Corbeyran raconte l'écriture des Décastés d'Orion

mardi 3 janvier 2017

Corbeyran revient sur son processus d'adaptation de l'œuvre de Julia Verlanger, La Croix des décastés.

Connaissiez-vous Julia Verlanger et son oeuvre ? 

Absolument pas ! C'est une découverte totale ! Je suis un lecteur boulimique mais cette auteure m'avait complètement échappé, ainsi que l'adaptation BD : Horlemonde (que j'ai lu juste avant de commencer à travailler sur le sujet). Jusqu'ici j'ai plutôt pioché dans la littérature anglo-saxonne pour ce qui est de la science fiction et de la fantasy, avec une exception pour Serge Brussolo, dont je dévore les ouvrages depuis longtemps, quel que soit le genre qu'il aborde.
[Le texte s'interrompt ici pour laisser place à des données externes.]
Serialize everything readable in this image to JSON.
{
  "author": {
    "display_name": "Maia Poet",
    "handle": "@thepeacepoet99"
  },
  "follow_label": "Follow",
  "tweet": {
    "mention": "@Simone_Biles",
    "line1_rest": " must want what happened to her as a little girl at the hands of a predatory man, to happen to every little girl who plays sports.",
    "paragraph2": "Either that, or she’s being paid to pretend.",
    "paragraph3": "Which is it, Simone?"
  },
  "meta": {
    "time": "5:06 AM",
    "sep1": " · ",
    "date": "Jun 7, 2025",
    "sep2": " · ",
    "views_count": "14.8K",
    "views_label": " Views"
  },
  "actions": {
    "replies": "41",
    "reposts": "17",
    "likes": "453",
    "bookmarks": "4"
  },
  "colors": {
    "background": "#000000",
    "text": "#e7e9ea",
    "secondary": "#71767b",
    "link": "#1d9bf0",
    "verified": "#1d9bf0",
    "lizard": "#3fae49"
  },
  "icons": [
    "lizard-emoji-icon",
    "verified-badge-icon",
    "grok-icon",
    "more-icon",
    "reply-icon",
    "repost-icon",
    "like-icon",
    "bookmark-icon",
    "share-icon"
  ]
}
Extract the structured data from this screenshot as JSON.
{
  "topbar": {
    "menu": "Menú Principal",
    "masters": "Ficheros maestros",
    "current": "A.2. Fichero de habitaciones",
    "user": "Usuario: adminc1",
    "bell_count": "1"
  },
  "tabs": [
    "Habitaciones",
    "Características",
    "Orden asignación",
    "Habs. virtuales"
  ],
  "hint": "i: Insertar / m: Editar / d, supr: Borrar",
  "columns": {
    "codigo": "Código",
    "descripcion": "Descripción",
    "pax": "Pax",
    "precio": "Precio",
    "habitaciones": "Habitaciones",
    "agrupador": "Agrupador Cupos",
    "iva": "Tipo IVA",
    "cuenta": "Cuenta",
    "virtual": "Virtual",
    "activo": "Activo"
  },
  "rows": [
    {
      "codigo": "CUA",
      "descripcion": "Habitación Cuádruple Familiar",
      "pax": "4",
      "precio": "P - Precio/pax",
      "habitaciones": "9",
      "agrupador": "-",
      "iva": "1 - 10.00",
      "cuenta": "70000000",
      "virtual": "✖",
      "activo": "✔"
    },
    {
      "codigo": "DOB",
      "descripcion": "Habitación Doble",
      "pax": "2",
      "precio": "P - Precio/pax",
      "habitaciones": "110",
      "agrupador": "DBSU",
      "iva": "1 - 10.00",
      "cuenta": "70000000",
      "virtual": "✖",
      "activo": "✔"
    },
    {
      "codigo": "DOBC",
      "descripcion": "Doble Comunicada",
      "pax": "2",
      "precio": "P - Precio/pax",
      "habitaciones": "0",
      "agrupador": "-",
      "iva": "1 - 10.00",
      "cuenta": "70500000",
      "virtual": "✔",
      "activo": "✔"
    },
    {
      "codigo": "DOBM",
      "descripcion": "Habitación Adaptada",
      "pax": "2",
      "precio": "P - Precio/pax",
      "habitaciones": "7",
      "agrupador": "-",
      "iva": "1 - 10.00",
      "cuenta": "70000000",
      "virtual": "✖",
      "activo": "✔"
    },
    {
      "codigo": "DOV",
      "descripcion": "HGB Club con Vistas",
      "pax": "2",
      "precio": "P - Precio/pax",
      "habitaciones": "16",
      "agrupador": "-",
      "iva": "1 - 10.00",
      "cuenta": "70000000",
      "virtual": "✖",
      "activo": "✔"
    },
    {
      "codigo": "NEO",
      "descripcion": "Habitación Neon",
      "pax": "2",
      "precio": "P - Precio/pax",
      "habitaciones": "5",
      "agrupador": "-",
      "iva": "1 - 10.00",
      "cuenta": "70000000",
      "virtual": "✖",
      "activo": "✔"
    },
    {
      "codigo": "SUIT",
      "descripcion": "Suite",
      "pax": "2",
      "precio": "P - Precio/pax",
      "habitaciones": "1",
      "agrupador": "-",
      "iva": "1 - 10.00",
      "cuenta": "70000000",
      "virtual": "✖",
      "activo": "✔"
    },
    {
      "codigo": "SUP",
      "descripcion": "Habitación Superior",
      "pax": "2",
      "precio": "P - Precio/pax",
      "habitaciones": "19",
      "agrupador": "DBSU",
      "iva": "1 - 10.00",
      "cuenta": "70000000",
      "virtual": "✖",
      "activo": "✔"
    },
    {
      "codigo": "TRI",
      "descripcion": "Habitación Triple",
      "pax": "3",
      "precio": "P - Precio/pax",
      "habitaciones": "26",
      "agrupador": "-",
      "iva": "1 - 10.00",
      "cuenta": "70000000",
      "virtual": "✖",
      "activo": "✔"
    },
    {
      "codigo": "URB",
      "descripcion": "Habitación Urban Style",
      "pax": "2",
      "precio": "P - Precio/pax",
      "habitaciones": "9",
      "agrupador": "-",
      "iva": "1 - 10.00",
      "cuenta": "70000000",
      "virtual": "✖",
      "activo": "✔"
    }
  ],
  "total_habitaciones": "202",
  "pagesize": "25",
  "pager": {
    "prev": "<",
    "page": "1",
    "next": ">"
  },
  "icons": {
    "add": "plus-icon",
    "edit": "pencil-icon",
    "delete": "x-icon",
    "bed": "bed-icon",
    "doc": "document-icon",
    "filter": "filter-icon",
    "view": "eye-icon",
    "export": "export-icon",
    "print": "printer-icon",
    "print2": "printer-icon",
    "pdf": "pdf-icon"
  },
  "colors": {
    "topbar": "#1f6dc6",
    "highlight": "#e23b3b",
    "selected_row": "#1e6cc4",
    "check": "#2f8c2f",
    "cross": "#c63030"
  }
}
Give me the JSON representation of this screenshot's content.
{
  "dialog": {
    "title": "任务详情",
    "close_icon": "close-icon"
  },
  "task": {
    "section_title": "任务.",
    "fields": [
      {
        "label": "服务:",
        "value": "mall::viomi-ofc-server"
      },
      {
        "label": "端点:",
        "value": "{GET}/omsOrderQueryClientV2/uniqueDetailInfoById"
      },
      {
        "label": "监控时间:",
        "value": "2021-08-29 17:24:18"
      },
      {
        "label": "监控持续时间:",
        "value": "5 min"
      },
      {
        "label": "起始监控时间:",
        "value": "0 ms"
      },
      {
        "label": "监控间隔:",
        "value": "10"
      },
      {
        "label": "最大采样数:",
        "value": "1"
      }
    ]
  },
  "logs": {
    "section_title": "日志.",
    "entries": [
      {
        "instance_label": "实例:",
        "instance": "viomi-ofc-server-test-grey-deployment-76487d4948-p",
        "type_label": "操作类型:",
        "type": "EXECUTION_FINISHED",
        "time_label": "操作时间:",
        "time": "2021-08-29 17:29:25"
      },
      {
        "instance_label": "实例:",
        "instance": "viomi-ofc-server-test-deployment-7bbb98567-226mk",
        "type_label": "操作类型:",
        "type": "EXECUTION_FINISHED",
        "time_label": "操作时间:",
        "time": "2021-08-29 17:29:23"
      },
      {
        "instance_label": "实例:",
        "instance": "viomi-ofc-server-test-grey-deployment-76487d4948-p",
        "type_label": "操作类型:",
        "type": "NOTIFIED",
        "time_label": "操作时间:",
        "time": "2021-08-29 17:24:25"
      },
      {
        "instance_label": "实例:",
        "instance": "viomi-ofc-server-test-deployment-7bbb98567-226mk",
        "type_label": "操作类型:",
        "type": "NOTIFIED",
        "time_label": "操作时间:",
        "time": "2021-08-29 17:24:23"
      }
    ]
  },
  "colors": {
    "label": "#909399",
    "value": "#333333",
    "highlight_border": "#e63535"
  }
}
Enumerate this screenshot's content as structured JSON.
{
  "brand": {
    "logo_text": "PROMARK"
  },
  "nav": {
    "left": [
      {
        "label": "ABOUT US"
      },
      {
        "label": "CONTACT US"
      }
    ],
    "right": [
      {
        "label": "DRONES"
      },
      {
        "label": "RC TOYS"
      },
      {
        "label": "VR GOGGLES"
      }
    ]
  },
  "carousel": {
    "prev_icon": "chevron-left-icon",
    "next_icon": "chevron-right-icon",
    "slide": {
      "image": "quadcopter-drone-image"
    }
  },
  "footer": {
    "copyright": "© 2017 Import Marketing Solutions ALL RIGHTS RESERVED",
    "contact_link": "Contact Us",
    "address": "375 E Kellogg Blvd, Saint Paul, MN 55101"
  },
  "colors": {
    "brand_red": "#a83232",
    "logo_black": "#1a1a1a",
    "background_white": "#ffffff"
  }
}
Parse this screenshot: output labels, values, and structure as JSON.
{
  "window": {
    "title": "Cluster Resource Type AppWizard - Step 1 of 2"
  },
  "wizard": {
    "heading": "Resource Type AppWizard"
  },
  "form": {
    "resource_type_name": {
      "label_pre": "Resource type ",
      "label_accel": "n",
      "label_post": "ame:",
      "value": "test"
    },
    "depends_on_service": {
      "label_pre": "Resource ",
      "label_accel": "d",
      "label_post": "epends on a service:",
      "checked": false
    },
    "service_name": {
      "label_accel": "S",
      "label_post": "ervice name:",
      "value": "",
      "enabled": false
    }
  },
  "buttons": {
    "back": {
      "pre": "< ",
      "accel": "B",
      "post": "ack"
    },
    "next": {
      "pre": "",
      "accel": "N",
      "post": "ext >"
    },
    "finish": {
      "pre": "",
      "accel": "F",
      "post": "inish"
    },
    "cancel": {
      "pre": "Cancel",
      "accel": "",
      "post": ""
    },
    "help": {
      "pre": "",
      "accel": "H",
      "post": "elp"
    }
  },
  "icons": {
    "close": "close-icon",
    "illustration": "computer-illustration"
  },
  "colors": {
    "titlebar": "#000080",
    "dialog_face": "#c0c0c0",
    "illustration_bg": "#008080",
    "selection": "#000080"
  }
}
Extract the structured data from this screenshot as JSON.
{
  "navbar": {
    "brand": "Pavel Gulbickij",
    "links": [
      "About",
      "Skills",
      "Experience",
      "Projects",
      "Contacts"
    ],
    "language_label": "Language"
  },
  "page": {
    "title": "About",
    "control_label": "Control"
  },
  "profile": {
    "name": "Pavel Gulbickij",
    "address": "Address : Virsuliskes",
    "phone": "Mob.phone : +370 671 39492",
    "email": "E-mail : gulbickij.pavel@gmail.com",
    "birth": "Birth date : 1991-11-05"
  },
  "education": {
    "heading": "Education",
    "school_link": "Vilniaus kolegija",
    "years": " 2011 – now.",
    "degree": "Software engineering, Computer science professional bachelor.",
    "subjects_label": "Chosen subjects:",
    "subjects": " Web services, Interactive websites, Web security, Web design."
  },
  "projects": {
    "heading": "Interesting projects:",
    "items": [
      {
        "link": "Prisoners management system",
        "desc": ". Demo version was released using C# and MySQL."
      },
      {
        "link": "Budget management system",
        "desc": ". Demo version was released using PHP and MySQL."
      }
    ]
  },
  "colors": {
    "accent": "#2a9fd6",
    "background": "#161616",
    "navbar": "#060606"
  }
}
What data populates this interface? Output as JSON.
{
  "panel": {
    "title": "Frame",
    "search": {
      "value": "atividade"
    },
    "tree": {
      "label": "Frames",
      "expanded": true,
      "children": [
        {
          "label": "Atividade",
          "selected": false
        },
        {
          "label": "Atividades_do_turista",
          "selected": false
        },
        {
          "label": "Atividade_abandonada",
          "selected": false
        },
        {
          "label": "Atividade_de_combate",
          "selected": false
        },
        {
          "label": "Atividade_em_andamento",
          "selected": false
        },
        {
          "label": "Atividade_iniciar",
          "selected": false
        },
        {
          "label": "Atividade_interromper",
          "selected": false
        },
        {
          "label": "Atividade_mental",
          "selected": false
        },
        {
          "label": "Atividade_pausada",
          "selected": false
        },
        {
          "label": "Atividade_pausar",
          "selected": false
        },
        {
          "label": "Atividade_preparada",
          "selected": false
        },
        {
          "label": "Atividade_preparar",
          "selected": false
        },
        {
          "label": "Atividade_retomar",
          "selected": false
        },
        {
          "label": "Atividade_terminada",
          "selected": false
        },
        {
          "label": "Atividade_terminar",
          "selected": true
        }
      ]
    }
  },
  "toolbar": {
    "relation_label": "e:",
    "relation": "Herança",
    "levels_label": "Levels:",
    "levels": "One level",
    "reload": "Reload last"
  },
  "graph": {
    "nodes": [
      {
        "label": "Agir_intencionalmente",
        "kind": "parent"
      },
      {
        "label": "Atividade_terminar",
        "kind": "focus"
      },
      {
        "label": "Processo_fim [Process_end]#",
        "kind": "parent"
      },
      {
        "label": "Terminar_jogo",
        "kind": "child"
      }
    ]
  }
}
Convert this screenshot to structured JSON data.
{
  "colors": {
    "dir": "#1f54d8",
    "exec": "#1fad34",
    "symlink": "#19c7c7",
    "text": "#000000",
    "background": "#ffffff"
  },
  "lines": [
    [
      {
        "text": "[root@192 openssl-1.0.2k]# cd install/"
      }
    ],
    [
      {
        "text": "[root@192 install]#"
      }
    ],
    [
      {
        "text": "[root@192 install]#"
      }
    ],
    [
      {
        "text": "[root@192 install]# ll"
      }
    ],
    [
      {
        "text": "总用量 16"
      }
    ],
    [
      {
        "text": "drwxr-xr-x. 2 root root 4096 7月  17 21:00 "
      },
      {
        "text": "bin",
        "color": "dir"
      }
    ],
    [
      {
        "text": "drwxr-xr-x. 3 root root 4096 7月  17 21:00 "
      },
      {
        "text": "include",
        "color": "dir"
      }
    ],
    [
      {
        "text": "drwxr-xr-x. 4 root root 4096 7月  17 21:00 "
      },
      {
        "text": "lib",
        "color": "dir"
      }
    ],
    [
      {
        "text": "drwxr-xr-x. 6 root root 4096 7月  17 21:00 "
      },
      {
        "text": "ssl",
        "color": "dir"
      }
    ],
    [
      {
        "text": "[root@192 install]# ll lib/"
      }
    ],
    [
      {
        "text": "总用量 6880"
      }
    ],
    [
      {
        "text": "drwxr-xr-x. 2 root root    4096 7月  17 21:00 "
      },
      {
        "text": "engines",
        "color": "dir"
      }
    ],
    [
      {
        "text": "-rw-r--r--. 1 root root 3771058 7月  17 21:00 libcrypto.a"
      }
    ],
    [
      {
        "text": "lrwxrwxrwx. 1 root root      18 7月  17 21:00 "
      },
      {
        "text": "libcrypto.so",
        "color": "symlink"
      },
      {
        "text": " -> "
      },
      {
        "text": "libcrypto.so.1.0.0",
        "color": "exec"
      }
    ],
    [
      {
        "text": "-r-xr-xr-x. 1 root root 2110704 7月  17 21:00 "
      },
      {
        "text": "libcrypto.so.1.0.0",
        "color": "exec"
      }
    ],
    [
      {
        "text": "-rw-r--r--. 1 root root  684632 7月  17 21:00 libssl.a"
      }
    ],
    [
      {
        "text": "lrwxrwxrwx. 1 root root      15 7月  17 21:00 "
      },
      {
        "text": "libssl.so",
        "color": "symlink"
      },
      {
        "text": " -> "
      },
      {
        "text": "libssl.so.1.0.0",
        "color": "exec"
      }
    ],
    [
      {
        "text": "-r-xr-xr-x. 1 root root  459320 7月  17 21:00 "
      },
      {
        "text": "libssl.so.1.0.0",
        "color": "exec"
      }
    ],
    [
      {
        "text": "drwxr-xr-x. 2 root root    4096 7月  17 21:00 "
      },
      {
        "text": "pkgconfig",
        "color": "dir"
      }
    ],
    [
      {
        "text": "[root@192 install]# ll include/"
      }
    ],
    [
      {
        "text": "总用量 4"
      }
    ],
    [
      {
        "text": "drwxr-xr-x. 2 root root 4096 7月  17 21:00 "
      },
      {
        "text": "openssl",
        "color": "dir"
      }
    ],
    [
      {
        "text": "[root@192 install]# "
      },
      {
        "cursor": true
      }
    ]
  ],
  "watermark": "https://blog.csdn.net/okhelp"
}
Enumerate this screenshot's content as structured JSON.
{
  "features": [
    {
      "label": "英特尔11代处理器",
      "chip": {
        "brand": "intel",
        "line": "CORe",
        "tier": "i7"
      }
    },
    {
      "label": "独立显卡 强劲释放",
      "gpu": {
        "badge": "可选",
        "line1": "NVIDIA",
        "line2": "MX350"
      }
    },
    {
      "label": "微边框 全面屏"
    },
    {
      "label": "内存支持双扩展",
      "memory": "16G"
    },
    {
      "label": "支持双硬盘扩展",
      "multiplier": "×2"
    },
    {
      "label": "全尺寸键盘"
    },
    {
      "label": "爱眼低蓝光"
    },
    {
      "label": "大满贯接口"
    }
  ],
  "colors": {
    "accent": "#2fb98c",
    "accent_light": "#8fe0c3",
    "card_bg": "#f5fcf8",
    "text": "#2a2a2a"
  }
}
J'ai beaucoup lu des auteurs comme Philip K. Dick ou Morcock et bien sûr Lovecraft, l'inclassable, mais dont les visions stellaires et abyssales ont un coté SF sous acide. Verlanger est une découverte intéressante car sous leur apparente simplicité, ses romans défrichent des thèmes qui sont chers à des séries tv comme Star Trek, sorties à peu près à la même époque.

Quelle logique avez-vous suivi pour adapter le roman, La Croix des décastés ?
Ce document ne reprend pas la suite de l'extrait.